Vice President and Manager

Brown & Riding Insurance Services

I used to go to London about five times a year. One time I was on an old TWA L-10 leaving Heathrow. So we take off, and about an hour into the flight there’s a big bump. The plane dropped and smoke started coming out of one of the engines. I later found out it was a close call between going to Iceland or going back, but we went back to Heathrow. I had been at a meeting and was on a 24-hour turnaround, so I was angry and tired. Then I fell asleep in the Ambassador’s Club and missed my second flight.
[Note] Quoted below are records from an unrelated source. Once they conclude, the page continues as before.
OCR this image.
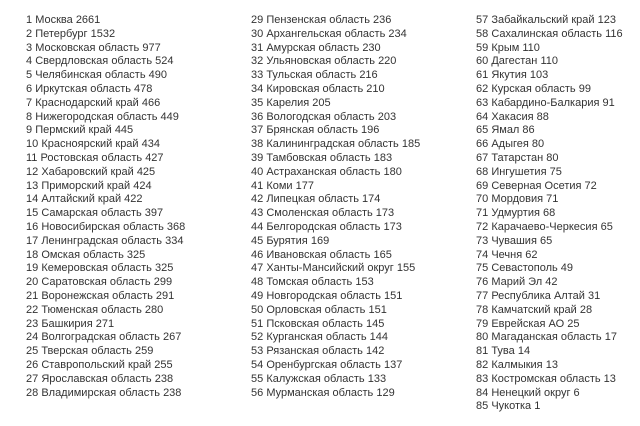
1 Москва 2661
2 Петербург 1532
3 Московская область 977
4 Свердловская область 524
5 Челябинская область 490
6 Иркутская область 478
7 Краснодарский край 466
8 Нижегородская область 449
9 Пермский край 445
10 Красноярский край 434
11 Ростовская область 427
12 Хабаровский край 425
13 Приморский край 424
14 Алтайский край 422
15 Самарская область 397
16 Новосибирская область 368
17 Ленинградская область 334
18 Омская область 325
19 Кемеровская область 325
20 Саратовская область 299
21 Воронежская область 291
22 Тюменская область 280
23 Башкирия 271
24 Волгоградская область 267
25 Тверская область 259
26 Ставропольский край 255
27 Ярославская область 238
28 Владимирская область 238
29 Пензенская область 236
30 Архангельская область 234
31 Амурская область 230
32 Ульяновская область 220
33 Тульская область 216
34 Кировская область 210
35 Карелия 205
36 Вологодская область 203
37 Брянская область 196
38 Калининградская область 185
39 Тамбовская область 183
40 Астраханская область 180
41 Коми 177
42 Липецкая область 174
43 Смоленская область 173
44 Белгородская область 173
45 Бурятия 169
46 Ивановская область 165
47 Ханты-Мансийский округ 155
48 Томская область 153
49 Новгородская область 151
50 Орловская область 151
51 Псковская область 145
52 Курганская область 144
53 Рязанская область 142
54 Оренбургская область 137
55 Калужская область 133
56 Мурманская область 129
57 Забайкальский край 123
58 Сахалинская область 116
59 Крым 110
60 Дагестан 110
61 Якутия 103
62 Курская область 99
63 Кабардино-Балкария 91
64 Хакасия 88
65 Ямал 86
66 Адыгея 80
67 Татарстан 80
68 Ингушетия 75
69 Северная Осетия 72
70 Мордовия 71
71 Удмуртия 68
72 Карачаево-Черкесия 65
73 Чувашия 65
74 Чечня 62
75 Севастополь 49
76 Марий Эл 42
77 Республика Алтай 31
78 Камчатский край 28
79 Еврейская АО 25
80 Магаданская область 17
81 Тува 14
82 Калмыкия 13
83 Костромская область 13
84 Ненецкий округ 6
85 Чукотка 1
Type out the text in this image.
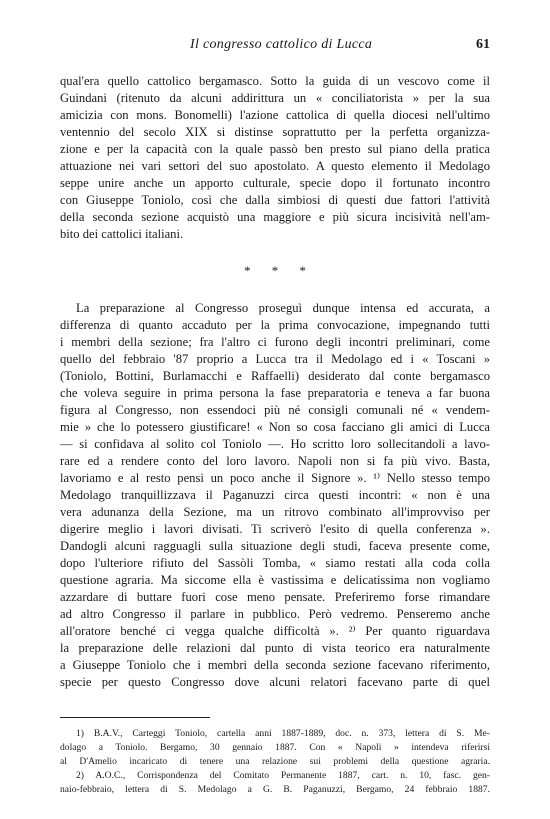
Il congresso cattolico di Lucca	61
qual'era quello cattolico bergamasco. Sotto la guida di un vescovo come il
Guindani (ritenuto da alcuni addirittura un « conciliatorista » per la sua
amicizia con mons. Bonomelli) l'azione cattolica di quella diocesi nell'ultimo
ventennio del secolo XIX si distinse soprattutto per la perfetta organizza-
zione e per la capacità con la quale passò ben presto sul piano della pratica
attuazione nei vari settori del suo apostolato. A questo elemento il Medolago
seppe unire anche un apporto culturale, specie dopo il fortunato incontro
con Giuseppe Toniolo, così che dalla simbiosi di questi due fattori l'attività
della seconda sezione acquistò una maggiore e più sicura incisività nell'am-
bito dei cattolici italiani.
* * *
La preparazione al Congresso proseguì dunque intensa ed accurata, a
differenza di quanto accaduto per la prima convocazione, impegnando tutti
i membri della sezione; fra l'altro ci furono degli incontri preliminari, come
quello del febbraio '87 proprio a Lucca tra il Medolago ed i « Toscani »
(Toniolo, Bottini, Burlamacchi e Raffaelli) desiderato dal conte bergamasco
che voleva seguire in prima persona la fase preparatoria e teneva a far buona
figura al Congresso, non essendoci più né consigli comunali né « vendem-
mie » che lo potessero giustificare! « Non so cosa facciano gli amici di Lucca
— si confidava al solito col Toniolo —. Ho scritto loro sollecitandoli a lavo-
rare ed a rendere conto del loro lavoro. Napoli non si fa più vivo. Basta,
lavoriamo e al resto pensi un poco anche il Signore ». ¹⁾ Nello stesso tempo
Medolago tranquillizzava il Paganuzzi circa questi incontri: « non è una
vera adunanza della Sezione, ma un ritrovo combinato all'improvviso per
digerire meglio i lavori divisati. Ti scriverò l'esito di quella conferenza ».
Dandogli alcuni ragguagli sulla situazione degli studi, faceva presente come,
dopo l'ulteriore rifiuto del Sassòli Tomba, « siamo restati alla coda colla
questione agraria. Ma siccome ella è vastissima e delicatissima non vogliamo
azzardare di buttare fuori cose meno pensate. Preferiremo forse rimandare
ad altro Congresso il parlare in pubblico. Però vedremo. Penseremo anche
all'oratore benché ci vegga qualche difficoltà ». ²⁾ Per quanto riguardava
la preparazione delle relazioni dal punto di vista teorico era naturalmente
a Giuseppe Toniolo che i membri della seconda sezione facevano riferimento,
specie per questo Congresso dove alcuni relatori facevano parte di quel
1) B.A.V., Carteggi Toniolo, cartella anni 1887-1889, doc. n. 373, lettera di S. Me-
dolago a Toniolo. Bergamo, 30 gennaio 1887. Con « Napoli » intendeva riferirsi
al D'Amelio incaricato di tenere una relazione sui problemi della questione agraria.
2) A.O.C., Corrispondenza del Comitato Permanente 1887, cart. n. 10, fasc. gen-
naio-febbraio, lettera di S. Medolago a G. B. Paganuzzi, Bergamo, 24 febbraio 1887.
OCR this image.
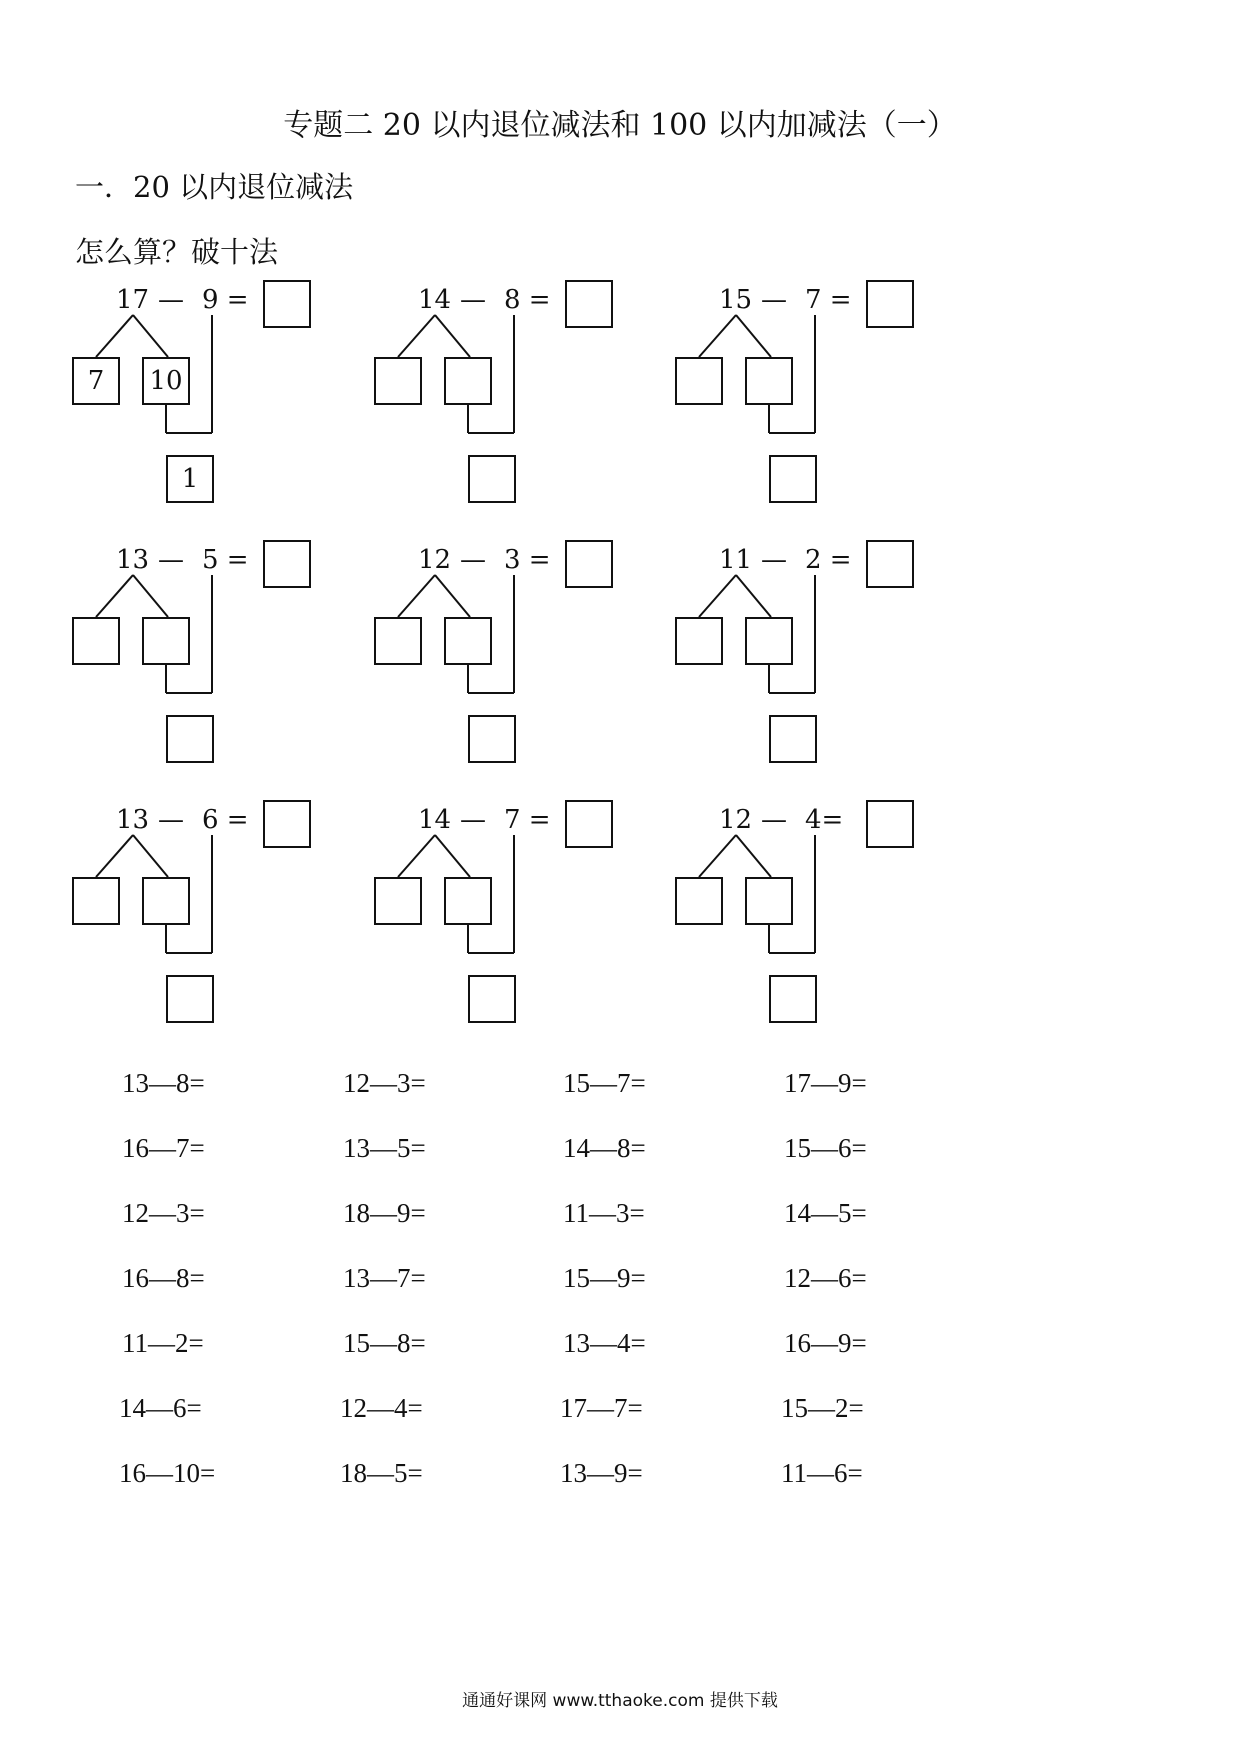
专题二 20 以内退位减法和 100 以内加减法（一）
一．20 以内退位减法
怎么算？破十法
17 — 9 =
7	10
1
14 — 8 =	15 — 7 =
13 — 5 =	12 — 3 =	11 — 2 =
13 — 6 =	14 — 7 =	12 — 4=
13—8=	12—3=	15—7=	17—9=
16—7=	13—5=	14—8=	15—6=
12—3=	18—9=	11—3=	14—5=
16—8=	13—7=	15—9=	12—6=
11—2=	15—8=	13—4=	16—9=
14—6=	12—4=	17—7=	15—2=
16—10=	18—5=	13—9=	11—6=
通通好课网 www.tthaoke.com 提供下载
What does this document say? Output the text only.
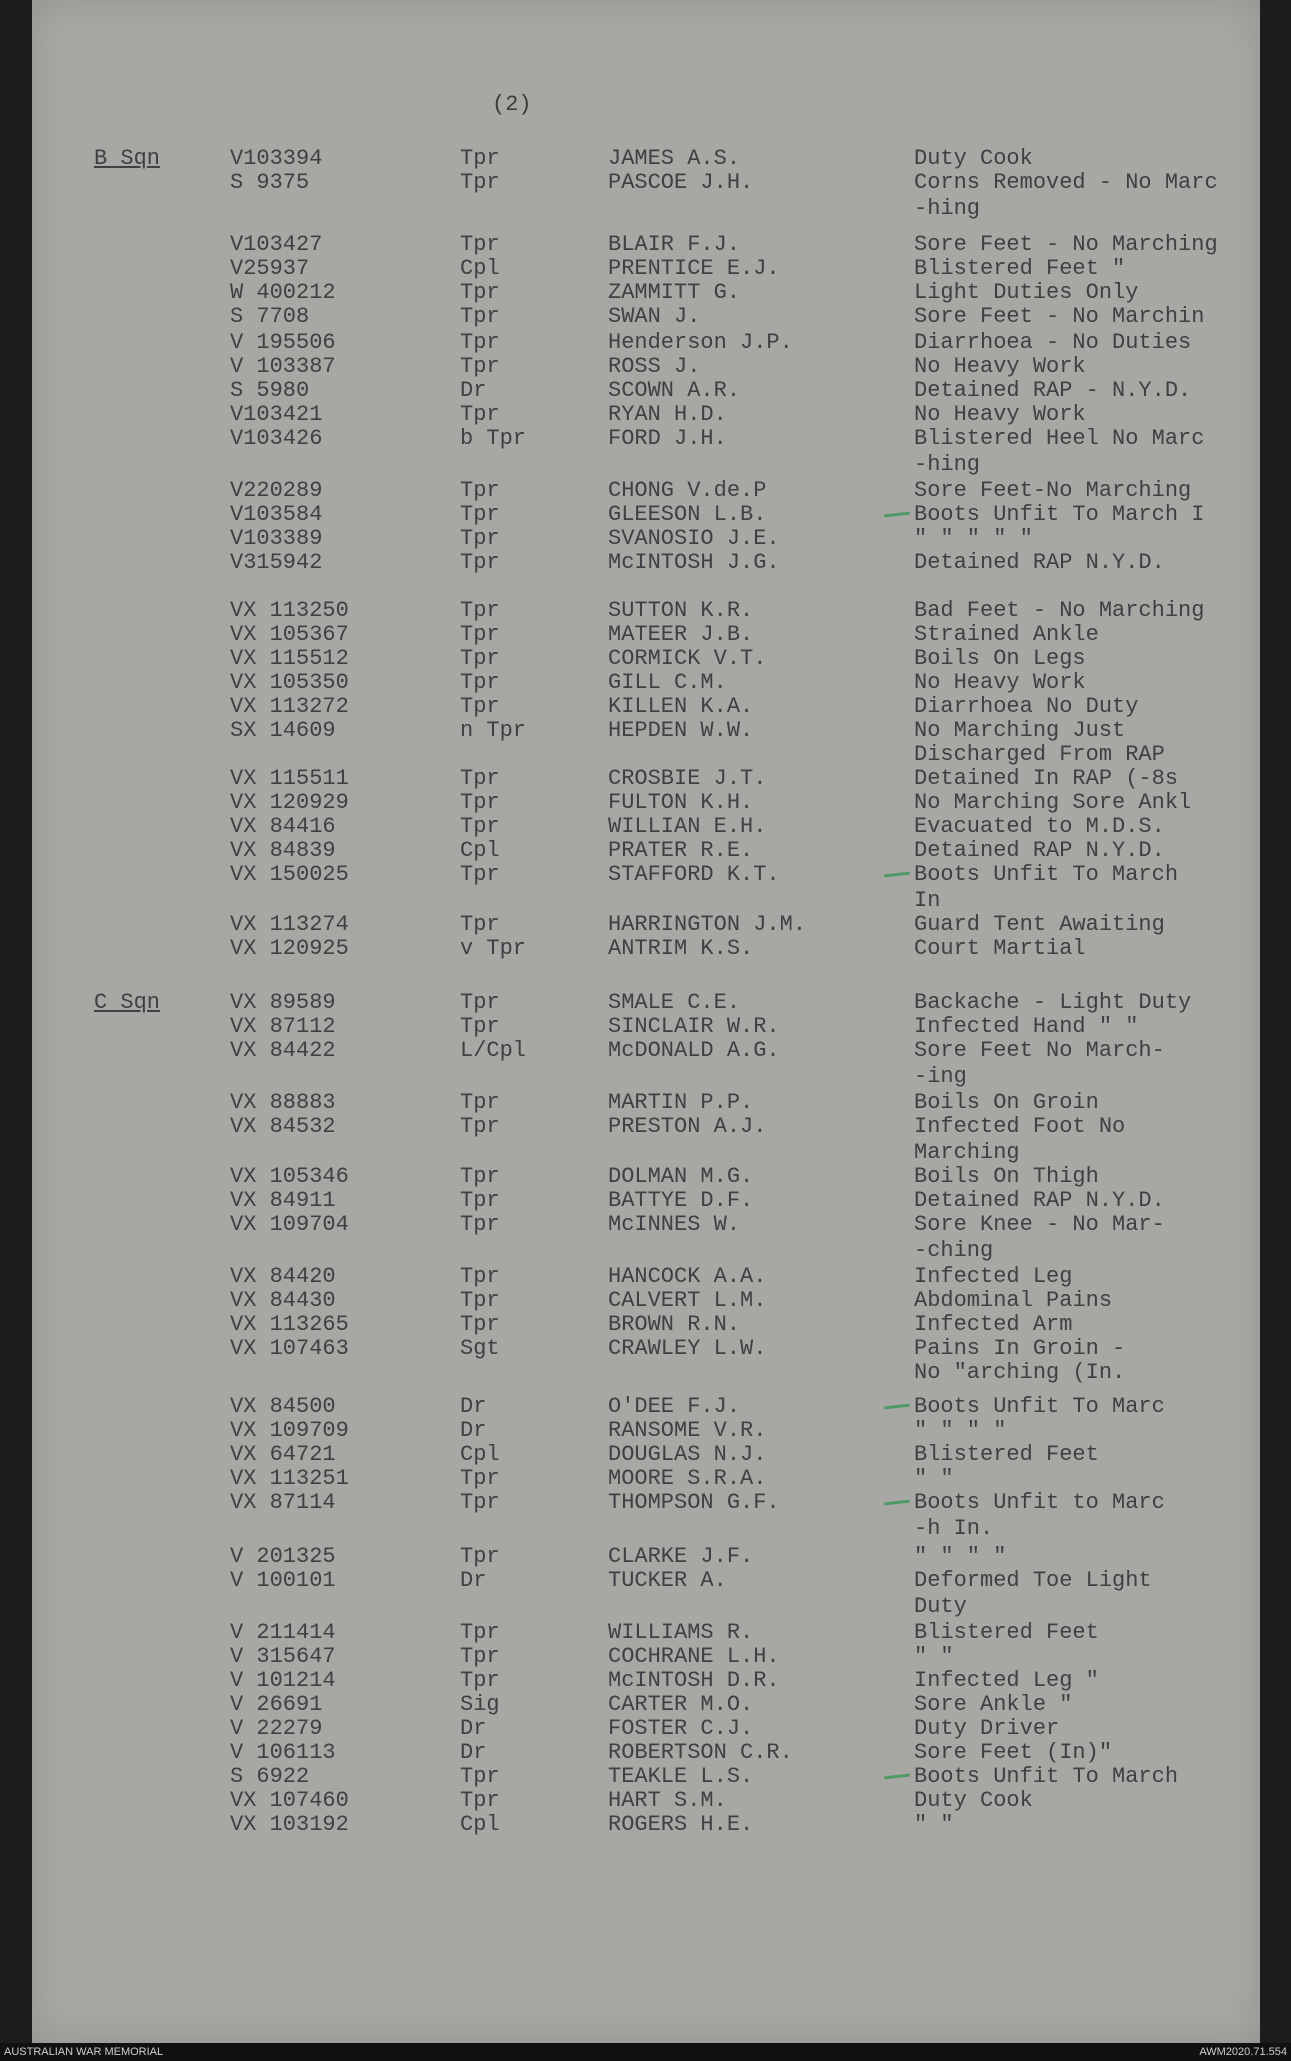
(2)
B Sqn	V103394	Tpr	JAMES A.S.	Duty Cook
S 9375	Tpr	PASCOE J.H.	Corns Removed - No Marc
-hing
V103427	Tpr	BLAIR F.J.	Sore Feet - No Marching
V25937	Cpl	PRENTICE E.J.	Blistered Feet "
W 400212	Tpr	ZAMMITT G.	Light Duties Only
S 7708	Tpr	SWAN J.	Sore Feet - No Marchin
V 195506	Tpr	Henderson J.P.	Diarrhoea - No Duties
V 103387	Tpr	ROSS J.	No Heavy Work
S 5980	Dr	SCOWN A.R.	Detained RAP - N.Y.D.
V103421	Tpr	RYAN H.D.	No Heavy Work
V103426	b Tpr	FORD J.H.	Blistered Heel No Marc
-hing
V220289	Tpr	CHONG V.de.P	Sore Feet-No Marching
V103584	Tpr	GLEESON L.B.	Boots Unfit To March I
V103389	Tpr	SVANOSIO J.E.	" " " " "
V315942	Tpr	McINTOSH J.G.	Detained RAP N.Y.D.
VX 113250	Tpr	SUTTON K.R.	Bad Feet - No Marching
VX 105367	Tpr	MATEER J.B.	Strained Ankle
VX 115512	Tpr	CORMICK V.T.	Boils On Legs
VX 105350	Tpr	GILL C.M.	No Heavy Work
VX 113272	Tpr	KILLEN K.A.	Diarrhoea No Duty
SX 14609	n Tpr	HEPDEN W.W.	No Marching Just
Discharged From RAP
VX 115511	Tpr	CROSBIE J.T.	Detained In RAP (-8s
VX 120929	Tpr	FULTON K.H.	No Marching Sore Ankl
VX 84416	Tpr	WILLIAN E.H.	Evacuated to M.D.S.
VX 84839	Cpl	PRATER R.E.	Detained RAP N.Y.D.
VX 150025	Tpr	STAFFORD K.T.	Boots Unfit To March
In
VX 113274	Tpr	HARRINGTON J.M.	Guard Tent Awaiting
VX 120925	v Tpr	ANTRIM K.S.	Court Martial
C Sqn	VX 89589	Tpr	SMALE C.E.	Backache - Light Duty
VX 87112	Tpr	SINCLAIR W.R.	Infected Hand " "
VX 84422	L/Cpl	McDONALD A.G.	Sore Feet No March-
-ing
VX 88883	Tpr	MARTIN P.P.	Boils On Groin
VX 84532	Tpr	PRESTON A.J.	Infected Foot No
Marching
VX 105346	Tpr	DOLMAN M.G.	Boils On Thigh
VX 84911	Tpr	BATTYE D.F.	Detained RAP N.Y.D.
VX 109704	Tpr	McINNES W.	Sore Knee - No Mar-
-ching
VX 84420	Tpr	HANCOCK A.A.	Infected Leg
VX 84430	Tpr	CALVERT L.M.	Abdominal Pains
VX 113265	Tpr	BROWN R.N.	Infected Arm
VX 107463	Sgt	CRAWLEY L.W.	Pains In Groin -
No "arching (In.
VX 84500	Dr	O'DEE F.J.	Boots Unfit To Marc
VX 109709	Dr	RANSOME V.R.	" " " "
VX 64721	Cpl	DOUGLAS N.J.	Blistered Feet
VX 113251	Tpr	MOORE S.R.A.	" "
VX 87114	Tpr	THOMPSON G.F.	Boots Unfit to Marc
-h In.
V 201325	Tpr	CLARKE J.F.	" " " "
V 100101	Dr	TUCKER A.	Deformed Toe Light
Duty
V 211414	Tpr	WILLIAMS R.	Blistered Feet
V 315647	Tpr	COCHRANE L.H.	" "
V 101214	Tpr	McINTOSH D.R.	Infected Leg "
V 26691	Sig	CARTER M.O.	Sore Ankle "
V 22279	Dr	FOSTER C.J.	Duty Driver
V 106113	Dr	ROBERTSON C.R.	Sore Feet (In)"
S 6922	Tpr	TEAKLE L.S.	Boots Unfit To March
VX 107460	Tpr	HART S.M.	Duty Cook
VX 103192	Cpl	ROGERS H.E.	" "
AUSTRALIAN WAR MEMORIAL	AWM2020.71.554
It was like a domino effect; everything went wrong.

Christopher Wright

Owner

Christopher Wright Management

I was on a flight to Newark right before Christmas. We were about to push off from the gate when the captain gets on the horn and says that a passenger has changed his mind and wanted to deplane. Usually they leave the bags on when someone does that at the last minute. But in this case, the passenger was going to Frankfurt, where those mail bomb threats were coming from, so they decided they wanted his luggage off too. We were delayed only about 45 minutes, but people sitting near the guy’s seat noticed that the flight crew hadn’t really checked thoroughly to see if he left anything behind. So some passengers, including my wife, got pretty agitated, and the flight crew didn’t handle it well. Then we were about to land, the plane started to move suddenly from side to side, again and again. People were just antsy terrorism was on everyone’s minds because of Y2K, and we were flying into East Coast winter weather. At that point the plane was creepy quiet until we landed.

Robert Lind

Managing Partner

Berkshire Bridge

The very, very worst for my family if not for me was back in the ’80s when that American DC-10 went down in Chicago. I used to fly regularly out of Chicago to LAX, on the way back from doing business in Buffalo. I was traveling that night, and if I had traveled the route I normally did I would have gone down. Luckily I reversed my route that time, but I hadn’t left an itinerary with my wife for that trip. I actually landed in L.A. without knowing about the crash and called her to let her know I was home. She had been going crazy she thought I was on the flight that crashed.

Bob Breslin

Plant Operations Manager

Ivy Hill Packaging

I flew on an America West plane last year, an MD-80 flying from Chicago to Ontario airport. At about 35,000 feet the pilot says, “Flight attendants, take your seats.” They didn’t even have time to get to their seats before the plane nose-dived. Then it started thrusting in the air. The wings were shuddering side to side. It happened very quickly. The woman next to me was absolutely freaking out. The plane made an emergency landing in Des Moines, Iowa, at an airport next to an airbase. They had to fly an empty plane in from Ohio to get us home.

Alan Carsrud

Senior Lecturer

Anderson School at UCLA

I was working for the State Department in India nine years ago, and I was flying in on a propeller-driven aircraft in the middle of a monsoon. The pilot couldn’t get around it, he couldn’t get under or over it, so he just decided to go through it. We were bouncing from the turbulence, baggage and babies were flying all over the place. They had served some sort of beet paste with lunch, and it was smeared all over the walls of the plane. The plane even got struck by lightning, which we didn’t know until we got off and saw the holes in the wings. We were so disoriented that we didn’t even know when we had landed. When we got off the pilot was off the plane and he started kissing the ground. I told the State Department that I wasn’t going to fly back to Calcutta in anything less than a Boeing 737.